About six months after we began cruising, a local fisherman offered us scallops — that pile in the photo. Now, coming from the midwest, I’d never even had scallops before, much less cooked them. But I knew they were considered a delicacy.
And so we bought the scallops — or rather, we traded some flashlight batteries and a couple of beers for them. And I quickly pulled out a seafood cookbook, found a recipe and carefully followed the directions. I can only describe the result as white hockey pucks. Rubbery is an inadequate term for what we tried to eat that night. Dave and I decided that we just didn’t get the appeal of scallops.
A year later, our friends Robin (pictured) and Martin invited us aboard their boat, The Cat’s Meow, for dinner . . . and it turned out that scallops were on the menu. Dave and I exchanged a glance, but it seemed rather impolite to jump overboard to avoid the scallops, so we resolved to eat at least a few.
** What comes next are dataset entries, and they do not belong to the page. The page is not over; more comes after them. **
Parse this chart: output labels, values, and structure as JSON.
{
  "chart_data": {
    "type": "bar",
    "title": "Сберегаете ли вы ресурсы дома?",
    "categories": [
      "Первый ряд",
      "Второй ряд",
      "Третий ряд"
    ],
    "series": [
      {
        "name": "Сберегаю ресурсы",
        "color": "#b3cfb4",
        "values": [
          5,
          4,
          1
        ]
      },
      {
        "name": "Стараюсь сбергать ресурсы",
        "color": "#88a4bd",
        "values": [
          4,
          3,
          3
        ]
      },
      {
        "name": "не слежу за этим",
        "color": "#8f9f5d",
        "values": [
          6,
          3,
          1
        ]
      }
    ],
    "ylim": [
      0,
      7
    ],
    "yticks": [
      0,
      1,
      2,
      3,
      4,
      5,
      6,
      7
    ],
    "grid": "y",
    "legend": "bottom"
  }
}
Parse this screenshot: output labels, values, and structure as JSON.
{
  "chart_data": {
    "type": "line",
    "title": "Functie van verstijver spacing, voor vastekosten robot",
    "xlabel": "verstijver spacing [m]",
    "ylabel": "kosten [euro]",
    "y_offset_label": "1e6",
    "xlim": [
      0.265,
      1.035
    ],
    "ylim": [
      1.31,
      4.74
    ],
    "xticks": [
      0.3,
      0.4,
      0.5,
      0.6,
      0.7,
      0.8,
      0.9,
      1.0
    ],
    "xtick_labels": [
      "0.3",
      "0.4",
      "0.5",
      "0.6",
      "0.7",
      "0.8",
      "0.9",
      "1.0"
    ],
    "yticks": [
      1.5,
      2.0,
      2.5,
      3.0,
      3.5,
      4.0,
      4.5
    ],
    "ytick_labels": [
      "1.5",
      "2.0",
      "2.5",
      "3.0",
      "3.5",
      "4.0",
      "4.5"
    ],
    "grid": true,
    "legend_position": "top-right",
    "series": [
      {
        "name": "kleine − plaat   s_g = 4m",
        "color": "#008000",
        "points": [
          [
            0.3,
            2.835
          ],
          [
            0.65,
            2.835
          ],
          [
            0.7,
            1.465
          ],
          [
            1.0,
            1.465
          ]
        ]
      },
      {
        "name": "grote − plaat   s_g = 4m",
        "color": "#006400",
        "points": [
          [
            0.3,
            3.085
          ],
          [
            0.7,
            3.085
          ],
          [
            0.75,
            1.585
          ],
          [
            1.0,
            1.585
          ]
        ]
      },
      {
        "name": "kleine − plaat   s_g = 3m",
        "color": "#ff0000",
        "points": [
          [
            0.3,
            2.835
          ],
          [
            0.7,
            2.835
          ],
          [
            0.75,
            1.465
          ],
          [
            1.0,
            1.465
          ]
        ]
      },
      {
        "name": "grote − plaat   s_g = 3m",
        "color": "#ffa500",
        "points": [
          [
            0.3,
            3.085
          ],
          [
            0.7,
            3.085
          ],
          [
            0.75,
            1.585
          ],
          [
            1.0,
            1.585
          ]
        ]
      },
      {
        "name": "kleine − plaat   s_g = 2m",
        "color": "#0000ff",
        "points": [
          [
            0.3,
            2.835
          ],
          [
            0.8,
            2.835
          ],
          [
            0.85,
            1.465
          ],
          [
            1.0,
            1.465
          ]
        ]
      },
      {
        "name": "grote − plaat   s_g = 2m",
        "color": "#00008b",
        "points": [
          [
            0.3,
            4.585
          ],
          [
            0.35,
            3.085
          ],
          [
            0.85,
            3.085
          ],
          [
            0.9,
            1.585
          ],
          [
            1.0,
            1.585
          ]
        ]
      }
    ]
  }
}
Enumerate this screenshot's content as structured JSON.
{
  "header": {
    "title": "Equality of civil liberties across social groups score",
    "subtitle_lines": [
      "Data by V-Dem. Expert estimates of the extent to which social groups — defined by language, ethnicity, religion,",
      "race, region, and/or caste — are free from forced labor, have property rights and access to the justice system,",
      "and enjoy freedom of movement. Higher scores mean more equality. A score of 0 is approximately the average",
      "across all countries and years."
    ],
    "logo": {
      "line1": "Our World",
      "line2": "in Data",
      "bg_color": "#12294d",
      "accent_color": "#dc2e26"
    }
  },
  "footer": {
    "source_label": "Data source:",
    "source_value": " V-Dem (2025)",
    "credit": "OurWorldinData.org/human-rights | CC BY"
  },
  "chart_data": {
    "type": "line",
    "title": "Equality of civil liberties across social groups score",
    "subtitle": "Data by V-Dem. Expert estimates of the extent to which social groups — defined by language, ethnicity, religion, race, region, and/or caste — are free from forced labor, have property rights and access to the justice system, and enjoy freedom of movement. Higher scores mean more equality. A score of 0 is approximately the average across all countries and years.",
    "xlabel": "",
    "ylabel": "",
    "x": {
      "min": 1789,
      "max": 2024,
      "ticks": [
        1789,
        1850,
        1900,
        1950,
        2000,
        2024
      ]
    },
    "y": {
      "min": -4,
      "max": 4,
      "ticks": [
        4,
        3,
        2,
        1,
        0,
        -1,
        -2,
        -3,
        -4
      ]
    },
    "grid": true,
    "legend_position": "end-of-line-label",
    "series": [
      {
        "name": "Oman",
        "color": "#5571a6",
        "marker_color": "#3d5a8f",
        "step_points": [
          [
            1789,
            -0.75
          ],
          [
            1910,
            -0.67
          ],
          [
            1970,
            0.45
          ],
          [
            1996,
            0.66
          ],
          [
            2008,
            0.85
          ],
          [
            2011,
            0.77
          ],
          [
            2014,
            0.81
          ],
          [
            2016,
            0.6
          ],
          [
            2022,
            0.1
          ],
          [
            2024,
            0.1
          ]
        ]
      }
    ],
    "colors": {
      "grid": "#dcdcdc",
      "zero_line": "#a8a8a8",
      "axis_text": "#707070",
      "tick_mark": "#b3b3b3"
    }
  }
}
My first bite into Robin’s scallops told me that I’d been wrong to think I didn’t like them. The scallops she served simply melted in my mouth. And so I asked how she prepared them. She had to have some secret! Since my disaster, I’d seen another recipe calling for pounding scallops to tenderize them. Was that what she’d done?
“No,” Robin told me, “the whole secret is to just barely introduce the scallops to warmth.”
Robin went on to explain that basically you don’t want to think of it as “cooking” a scallop, as they get tough very easily (yeah, I knew that!).
Robin’s technique — and now mine — is to cook the other ingredients in the dish (say pasta and a butter sauce with garlic, green onions and sun-dried tomatoes in olive oil), then toss the scallops into the pan, turn the heat off, put the cover on and wait 2 to 3 minutes until the scallops were just opaque.
I’ve used this technique numerous times since then, and had great results.
If you use frozen scallops, they need to be thawed first. The best way to thaw them is to put them in a sealable plastic container with cool water and put it all in the refrigerator for 30 minutes or more until they’re thawed (larger ones will take longer to thaw than small scallops). Drain the water and pat them dry before using them.And what made me write about this today? I have some scallops in the freezer and was looking for a new recipe for dinner. And the first three recipes I looked at told me to (1) broil the scallops for 15 minutes a side, (2) saute them until “a deep golden brown” and (3) grill them over a hot fire for 5 minutes a side. No, thanks — I’ve had hockey pucks before!
I have no idea why otherwise good cookbooks give this information, but I suggest you ignore directions like those and “just barely introduce the scallops to heat.” You’ll be glad you did!